The jury, which on Thursday convicted Stephens of the first-degree murder of Cpl. David McGuinn, determined that Stephens was sufficiently linked to the crime by DNA evidence to warrant the death penalty.

It marked the first time a jury has reached that conclusion since Maryland’s capital punishment law was revised in 2009. Under the revisions, imposition of the death penalty requires DNA or biological evidence, a videotaped confession or video evidence, in addition to proof that the defendant was a principal in the first degree — that is, that he wielded the knife that caused McGuinn’s mortal injuries.

The defense claimed the DNA evidence put Stephens at the scene of McGuinn’s stabbing but was insufficient to prove he committed the crime.

The jury will re-convene on Wednesday morning to hear more testimony about the aggravating factors of the crime and will weigh them against any mitigating factors his defense team presents to explain why he should not be put to death.

McGuinn was the only guard on the tier and was conducting the final inmate count of the night when he was slain at about 10 p.m. on July 25, 2006.

Prosecutors claim Stephens and another inmate, Lamarr Harris, rigged their cell doors so that they appeared to close, but could be easily jimmied open — apparently a frequent occurrence on that tier.

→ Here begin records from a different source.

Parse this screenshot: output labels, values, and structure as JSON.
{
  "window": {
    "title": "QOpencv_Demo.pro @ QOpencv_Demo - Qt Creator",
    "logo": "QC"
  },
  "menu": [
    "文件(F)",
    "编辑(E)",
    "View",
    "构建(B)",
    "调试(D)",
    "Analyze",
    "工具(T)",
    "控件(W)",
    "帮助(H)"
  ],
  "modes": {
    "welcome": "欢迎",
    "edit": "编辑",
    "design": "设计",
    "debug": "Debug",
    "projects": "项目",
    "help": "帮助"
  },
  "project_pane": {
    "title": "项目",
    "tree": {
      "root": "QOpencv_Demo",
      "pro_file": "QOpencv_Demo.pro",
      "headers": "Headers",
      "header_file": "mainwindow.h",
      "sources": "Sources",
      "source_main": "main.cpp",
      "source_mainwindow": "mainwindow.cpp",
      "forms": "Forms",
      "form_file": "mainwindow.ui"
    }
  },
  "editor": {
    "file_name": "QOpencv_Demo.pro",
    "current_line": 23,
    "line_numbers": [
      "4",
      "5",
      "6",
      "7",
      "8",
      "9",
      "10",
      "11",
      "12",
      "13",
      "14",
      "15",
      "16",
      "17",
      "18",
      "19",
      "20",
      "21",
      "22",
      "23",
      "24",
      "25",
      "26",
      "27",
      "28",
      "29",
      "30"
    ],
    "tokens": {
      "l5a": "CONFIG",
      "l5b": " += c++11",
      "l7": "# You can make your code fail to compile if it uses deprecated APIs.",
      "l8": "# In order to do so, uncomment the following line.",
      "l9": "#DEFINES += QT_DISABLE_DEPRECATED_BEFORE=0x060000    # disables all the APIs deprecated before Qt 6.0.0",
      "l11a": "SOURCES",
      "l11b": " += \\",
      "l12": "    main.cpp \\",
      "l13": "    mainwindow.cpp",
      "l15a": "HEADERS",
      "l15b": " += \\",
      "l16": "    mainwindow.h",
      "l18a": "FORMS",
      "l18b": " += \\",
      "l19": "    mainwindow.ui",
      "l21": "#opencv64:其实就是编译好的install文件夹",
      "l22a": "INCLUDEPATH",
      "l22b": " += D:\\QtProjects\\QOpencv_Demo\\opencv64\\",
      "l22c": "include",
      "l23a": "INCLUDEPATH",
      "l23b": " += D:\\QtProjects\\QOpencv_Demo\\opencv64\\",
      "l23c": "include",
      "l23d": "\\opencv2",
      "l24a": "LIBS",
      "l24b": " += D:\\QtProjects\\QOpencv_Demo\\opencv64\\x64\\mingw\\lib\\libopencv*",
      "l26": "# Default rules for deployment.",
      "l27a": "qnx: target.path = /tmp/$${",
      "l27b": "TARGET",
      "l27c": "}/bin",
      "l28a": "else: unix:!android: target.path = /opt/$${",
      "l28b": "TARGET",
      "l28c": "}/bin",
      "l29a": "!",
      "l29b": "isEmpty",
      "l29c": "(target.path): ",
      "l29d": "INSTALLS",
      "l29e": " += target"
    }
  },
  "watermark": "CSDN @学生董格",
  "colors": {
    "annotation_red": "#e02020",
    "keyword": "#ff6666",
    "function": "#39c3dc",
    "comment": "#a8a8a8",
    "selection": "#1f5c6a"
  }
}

McGuinn was wearing a protective vest on the night of the attack, and medical personnel who treated him said he had been stabbed eight times in unprotected areas including his neck and shoulders.

The motive for the killing offered by the prosecution was that McGuinn, whom the inmates had nicknamed “Homeland Security,” was a by-the-book officer who threatened the trade in contraband goods on the cell block.

Stephens claimed he did not participate in the stabbing. Harris was not on trial.

Stephens was in jail after being convicted in Wicomico County in August 1999 of felonious homicide, first-degree assault and handgun charges. He was sentenced to life plus 15 years for the murder that occurred in Salisbury.